Case law has supported expert witness immunity in Court proceedings for hundreds of years. The 2011 case of Jones v Kaney changed that. Expert witness Kaney was found liable for the reduced settlement achieved by Jones.
The case turns on a very particular set of facts and probably does not alter the risk profile of expert witness work done significantly – providing the expert is experienced and sticks to their brief and area of expertise. Independent Practitioner Today, a leading publication for private medical business wisely advises medico-legal experts not to be ‘guns for hire’.
The risk of this case has changed the amount of Professional Indemnity Insurance that some experts wish to buy. When considering the risk the following points are worth considering:
- The expert instructed by the claimant in Jones v Kaney not only changed her mind, reducing her diagnosis from PTSD to anxiety syndrome or similar, she also (perhaps unwittingly) became a signatory to a joint expert witness statement which said the claimant was deceitful in his reporting of symptoms. I think the reporting expert would have been secure in simply changing her mind against a backdrop of changed information or a different expert opinion, the real problem was the reference to deceit which was not part of her brief and arguably an area where she was not qualified to comment.
- The take away from this is that experts must not stray outside their area of expertise or brief.
- Please note that deceit was mentioned, yet a defamation claim did not proceed, thus illustrating the expert witness immunity from a defamation suit (Jones and Kaney specifically preserved this defence).
- The measure of damages is worth a moment of reflection. In this case liability was admitted so a direct casual link could be drawn between the expert’s action and a reduction in damages. Note the loss was the difference between a successful claim for PTSD and one for a less significant psychiatric condition. I think the monetary difference (not stated in the report) would be around £5,000 at most from what we know.
- The judgement is 7 years old and there have not been a deluge of cases and doctors still come forward to carry out reports.
- Wider implications need to be seen against the backdrop of the risks of litigation generally where liability is in dispute and equally importantly, where causation is in doubt.

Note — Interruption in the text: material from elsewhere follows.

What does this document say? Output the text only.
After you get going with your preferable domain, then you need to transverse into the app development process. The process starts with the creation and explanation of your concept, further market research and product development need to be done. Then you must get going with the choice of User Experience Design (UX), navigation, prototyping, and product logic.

Jones and Kaney was trumpeted at the time, but really was a case that turned on a set of very individual facts.
- Underwriters are not opening themselves up to seven figure claims. At worst, the negligent expert is exposed to the extent of the detriment of the one party’s case, which will not be the whole claim.
Potential numbers of cases will be reduced by liability arguments as well as causation arguments and then the expert needs to stray off topic… This leaves a small number of potential cases. MRSL has been involved in thousands of settlements over the last 7 years and has not seen these circumstances (ie an action against a reporting expert) recur.